Никогда раньше не задумывался, насколько дневной свет может быть серым. Начавшиеся ещё с самого утра сумерки проникают в комнату через окна, подавляя своей тяжестью и безысходностью. Тем не менее, день ещё в самом разгаре, и я даже уже успел сделать какие-то из неотложных дел. Наверно, они были действительно очень важными, но сейчас всё это уже далеко от меня, словно в прошлом веке. Я даже успел перекусить какой-то готовой едой – жалкой пародией на обед. И сейчас, в этой медленно окутывающей всё пространство послеобеденной серости, от которой меня всегда так сильно клонило в сон, я всё более отчётливо ощущаю, что со мной что-то не так. Мне совсем не хочется спать, напротив – я ощущаю какое-то неясное внутреннее напряжение, хорошо знакомое по давним бессонным ночам. И я даже догадываюсь о его причине, но пока стараюсь не думать о ней с наивной надеждой неизлечимого пациента – а вдруг ещё всё пройдёт само?..

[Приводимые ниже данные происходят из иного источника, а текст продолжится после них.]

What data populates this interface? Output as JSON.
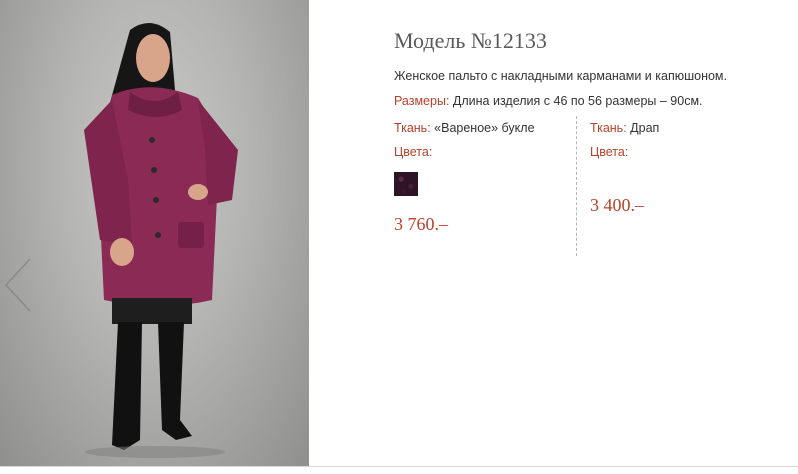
{
  "product": {
    "title": "Модель №12133",
    "description": "Женское пальто с накладными карманами и капюшоном.",
    "sizes_label": "Размеры:",
    "sizes_value": "Длина изделия с 46 по 56 размеры – 90см."
  },
  "variants": [
    {
      "fabric_label": "Ткань:",
      "fabric_value": "«Вареное» букле",
      "colors_label": "Цвета:",
      "swatch_color": "#2e1426",
      "price": "3 760.–"
    },
    {
      "fabric_label": "Ткань:",
      "fabric_value": "Драп",
      "colors_label": "Цвета:",
      "price": "3 400.–"
    }
  ],
  "icons": {
    "prev": "chevron-left-icon"
  },
  "colors": {
    "accent": "#b7412a",
    "title": "#5a5a5a",
    "coat": "#8a2a55"
  }
}
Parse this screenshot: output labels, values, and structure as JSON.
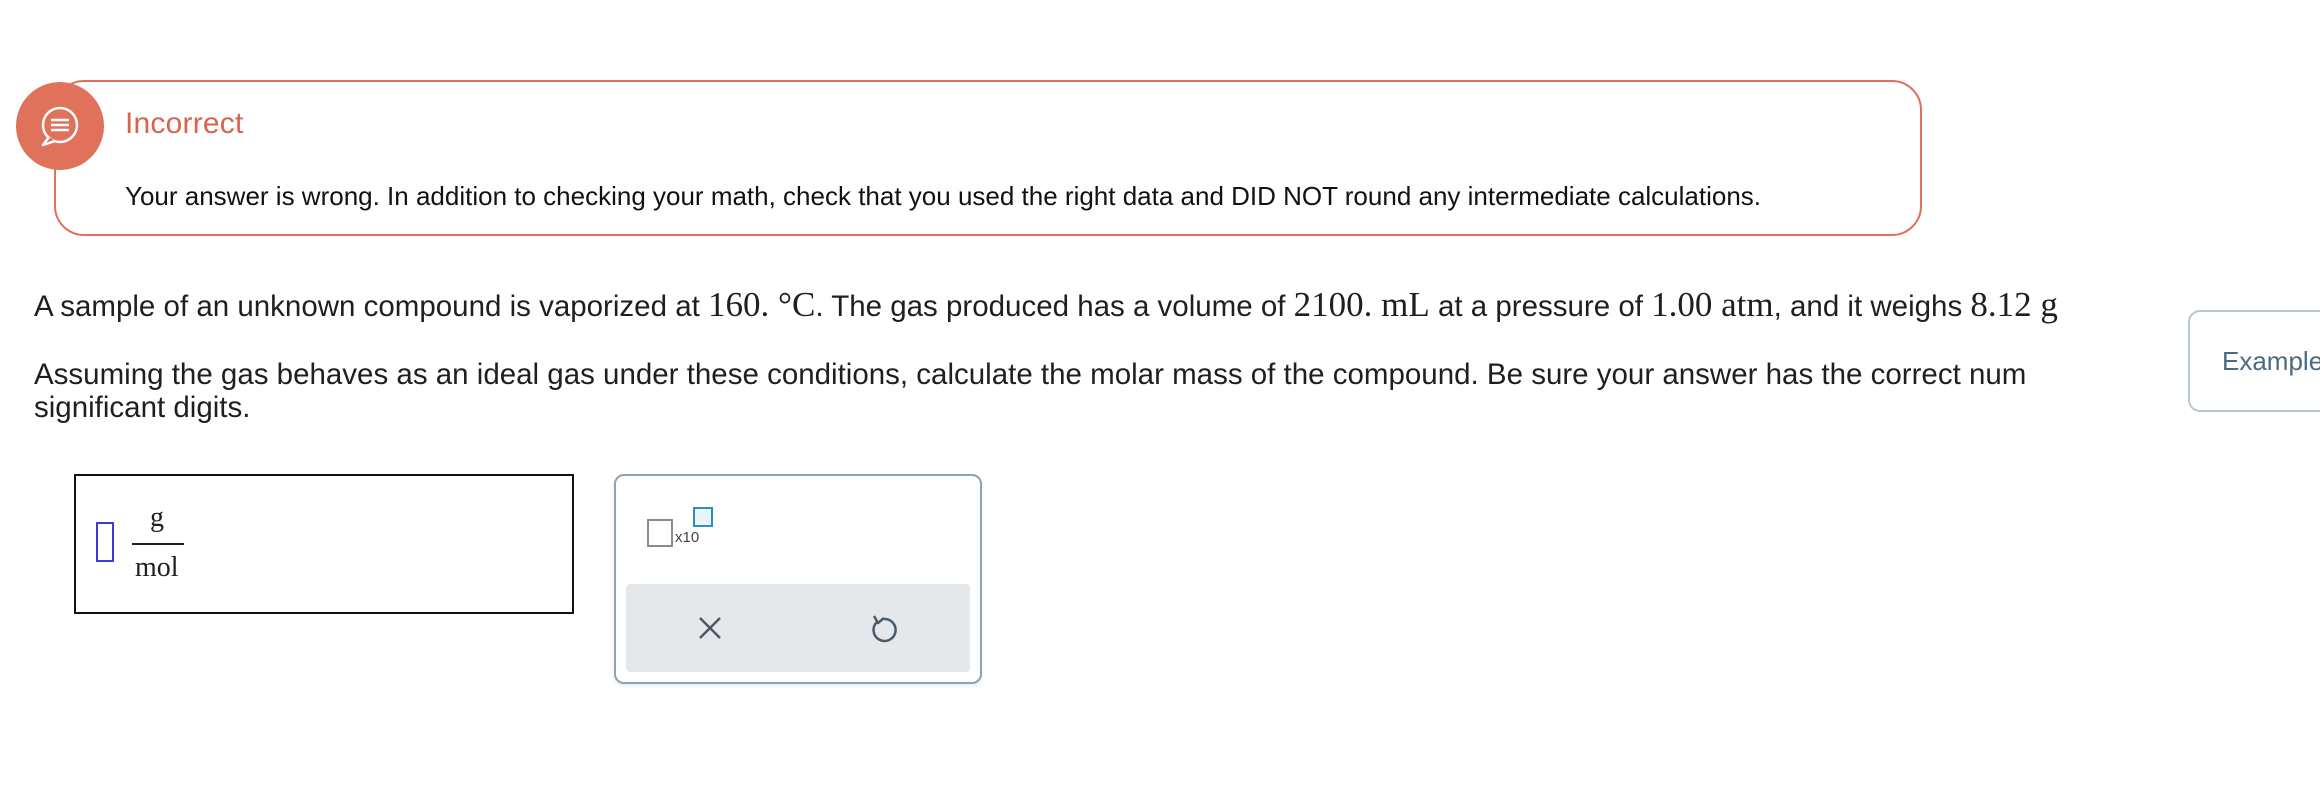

Пытаясь совладать с переплетающимися внутри меня мыслями, я стою в середине комнаты, рассеянно обводя её взглядом. Сейчас и не скажешь, что когда-то я обожал безупречный порядок – часть цветочных горшков на подоконнике осиротела, не выдержав хронической жажды, книжки давно покинули положенные места и, полураскрытые, встречаются повсюду, включая пол и диван... а на краю стола, заваленного начатыми, но так и не доделанными мною вещицами, отчётливо заметен слой пыли. Просто в какой-то момент всё это потеряло для меня смысл. Нет, однажды я обязательно вернусь к прежней жизни. Наверняка так и будет. Нужно только ещё немножко переболеть…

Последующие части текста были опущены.